In one of our country’s most unfortunate contemporary ironies, while opioids are destroying people’s lives and the lives of their family members throughout all strata of society — rich, poor, urban, suburban, rural — they are in short supply in hospitals around the country. This is true both for hospitals that serve people and those that serve their pets. Reports are coming in that in some hospitals, elective surgeries for people — gall bladder removal, hernia repair — are being postponed, while some people in postoperative recovery are said to be receiving less potent pain medication than they need.
What’s true for people is true for dogs, says Alicia Karas, DVM, a board-certified veterinary anesthesiologist
on the faculty at Tufts Cummings School as well as hospital director at TuftsVETS, a specialty referral and emergency hospital that cares for dogs (and cats) in
The lack of available opioids in medical settings is in large part the result of a call by the U.S. Drug Enforcement Administration for pharmaceutical manufacturers to cut opioid production by 25 percent last year and an additional 20 percent this year in order to reduce opioid supplies that might translate into opioid misuse. On top of that, drug company Pfizer, which is estimated to control at least 60 percent of the injectable opioid market, has had manufacturing problems in at least one of its plants.
The opioid shortage in the medical setting is playing out in any number of ways. For instance, says Dr. Karas, “right now I’m not aware of any practice having trouble getting enough Butorphanol, which is okay for, like, suturing a laceration. But it’s not enough to manage the pain of cutting open the abdomen during a major surgery.”

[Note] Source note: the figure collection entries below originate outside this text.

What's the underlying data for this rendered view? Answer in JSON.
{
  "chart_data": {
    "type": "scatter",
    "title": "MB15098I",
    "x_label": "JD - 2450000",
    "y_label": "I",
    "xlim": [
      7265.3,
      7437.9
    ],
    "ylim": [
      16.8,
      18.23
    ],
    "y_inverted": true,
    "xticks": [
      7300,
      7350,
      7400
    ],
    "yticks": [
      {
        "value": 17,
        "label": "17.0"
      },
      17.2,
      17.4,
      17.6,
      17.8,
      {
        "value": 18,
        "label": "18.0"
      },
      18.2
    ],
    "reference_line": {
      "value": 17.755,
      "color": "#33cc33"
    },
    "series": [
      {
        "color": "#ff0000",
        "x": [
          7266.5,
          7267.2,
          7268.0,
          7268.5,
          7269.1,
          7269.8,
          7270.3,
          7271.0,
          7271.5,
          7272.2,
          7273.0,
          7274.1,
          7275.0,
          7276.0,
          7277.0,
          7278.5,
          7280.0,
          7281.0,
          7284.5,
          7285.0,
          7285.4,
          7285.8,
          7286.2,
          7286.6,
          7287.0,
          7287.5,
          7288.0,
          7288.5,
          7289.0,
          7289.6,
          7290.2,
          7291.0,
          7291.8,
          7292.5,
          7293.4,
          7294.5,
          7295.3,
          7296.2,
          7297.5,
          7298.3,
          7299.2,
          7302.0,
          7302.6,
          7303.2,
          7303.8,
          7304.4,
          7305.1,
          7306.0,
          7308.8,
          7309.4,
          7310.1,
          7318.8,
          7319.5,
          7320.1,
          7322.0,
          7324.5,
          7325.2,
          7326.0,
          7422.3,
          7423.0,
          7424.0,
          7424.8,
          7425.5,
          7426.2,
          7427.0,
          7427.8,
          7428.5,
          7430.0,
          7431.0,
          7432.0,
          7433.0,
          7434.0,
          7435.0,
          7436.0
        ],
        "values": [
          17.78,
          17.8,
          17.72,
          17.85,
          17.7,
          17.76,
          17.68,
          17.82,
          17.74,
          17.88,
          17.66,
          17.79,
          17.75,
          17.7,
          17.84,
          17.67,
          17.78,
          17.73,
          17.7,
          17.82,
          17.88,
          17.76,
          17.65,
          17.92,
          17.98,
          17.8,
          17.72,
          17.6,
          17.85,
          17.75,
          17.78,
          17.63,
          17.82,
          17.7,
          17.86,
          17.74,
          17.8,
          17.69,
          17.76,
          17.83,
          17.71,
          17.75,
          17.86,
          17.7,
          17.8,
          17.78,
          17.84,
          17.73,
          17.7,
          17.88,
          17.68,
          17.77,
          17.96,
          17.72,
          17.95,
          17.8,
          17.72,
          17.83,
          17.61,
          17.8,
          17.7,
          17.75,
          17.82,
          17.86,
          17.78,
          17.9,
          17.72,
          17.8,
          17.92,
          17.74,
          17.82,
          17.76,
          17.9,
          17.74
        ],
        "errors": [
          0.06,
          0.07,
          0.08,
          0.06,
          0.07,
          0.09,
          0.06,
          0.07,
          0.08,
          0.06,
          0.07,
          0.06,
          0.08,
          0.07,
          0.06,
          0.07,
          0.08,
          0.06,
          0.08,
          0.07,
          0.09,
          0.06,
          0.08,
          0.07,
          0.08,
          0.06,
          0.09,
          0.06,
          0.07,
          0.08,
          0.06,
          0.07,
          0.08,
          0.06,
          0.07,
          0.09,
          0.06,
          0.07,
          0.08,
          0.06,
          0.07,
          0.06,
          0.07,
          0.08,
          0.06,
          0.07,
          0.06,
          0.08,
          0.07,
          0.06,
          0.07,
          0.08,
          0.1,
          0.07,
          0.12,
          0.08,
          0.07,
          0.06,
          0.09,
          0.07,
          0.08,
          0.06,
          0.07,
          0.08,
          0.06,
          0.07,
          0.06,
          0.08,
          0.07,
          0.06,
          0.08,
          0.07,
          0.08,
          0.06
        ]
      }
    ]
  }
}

Another opioid that remains in “pretty good supply” is buprenorphine, Dr. Karas reports, “but the price has skyrocketed. It used to be $8 to $10 a dose. Now, a single dose for a 30-pound dog is $30. If you need it every 6 hours for 30 hours, it adds up. You can afford it for a small dog but not a big one. So what do you do?”
Shortages of various opioids hasn’t to date been a devastating problem at large teaching hospitals like the one at Tufts, Dr. Karas says. They have several anesthesiologists on board whose deep knowledge of pain medications and other anesthetics allows them to act nimbly during shortages of this or that opioid, making substitutions and knowing what potential complications to look for — and correct — during monitoring. “We even have a staff of actual pharmacists,” she says, who have been schooled to problem solve when it comes to getting enough drugs and also to confer about substitutions when one is in short supply.
“If methadone is on backorder,” Dr. Karas says, “I’ll use hydromorphone or fentanyl, or vice versa. But a general practitioner might not be able to pull an alternative out of her back pocket.”
That is, the primary care veterinarian who may have been using one anesthesia protocol for a long time probably doesn’t have a lot of knowledge about alternatives at her fingertips. Her job has required her to cover many different aspects of veterinary care all at once rather than focus just on pain management. The problem with that, Dr. Karas says, is that “one size fits all is okay for ponchos but, in this environment, not for pain management.” A shortage doesn’t mean something can’t be substituted, she explains, but you have to know what to give and how much of it, what to give less of in conjunction with it, and what side effects to look for and correct, if necessary. And as shortages come and go, the target solutions keep moving, which leaves more room for error.
“If there is one fortunate aspect of this situation,” Dr. Karas writes to her fellow veterinarians in a paper entitled Keeping Control in the Face of Unpredictable Opioid Drug Availability, “it is that it reminds us of the fact that adequate control of pain has become an ethical mandate in our practices and also gives us an opportunity to explore some fantastic options for multi-modal analgesia that will further broaden our ability to treat pain.” These include local anesthetics (see page 10 of this story) in addition to combinations of smaller amounts of opioids that heretofore haven’t been tried.
“We keep forging ahead, trying new state-of-the-art techniques, and I think we’re going to find more alternatives,” Dr. Karas says. “It’s all a work in progress.” Opioids have their disadvantages, too, she makes clear, including breathing problems for some along with constipation.
In the meantime, she points veterinarians to what she says is a “fantastic resource: the World Small Animal Veterinary Association Global Pain Council Guidelines, a 60-page mini textbook on small animal pain medicine written by an international panel of pain experts.” It includes drug protocols for situations like orthopedic surgery and C sections, outlining what to do when controlled drugs are not available. In some countries, Dr. Karas says, the ability for veterinarians to procure opioids is even more difficult, and these guidelines “are a real lifeline for those in specific situations.” Go to www.wsava.org and type “Global Pain Council Guidelines” in the search bar.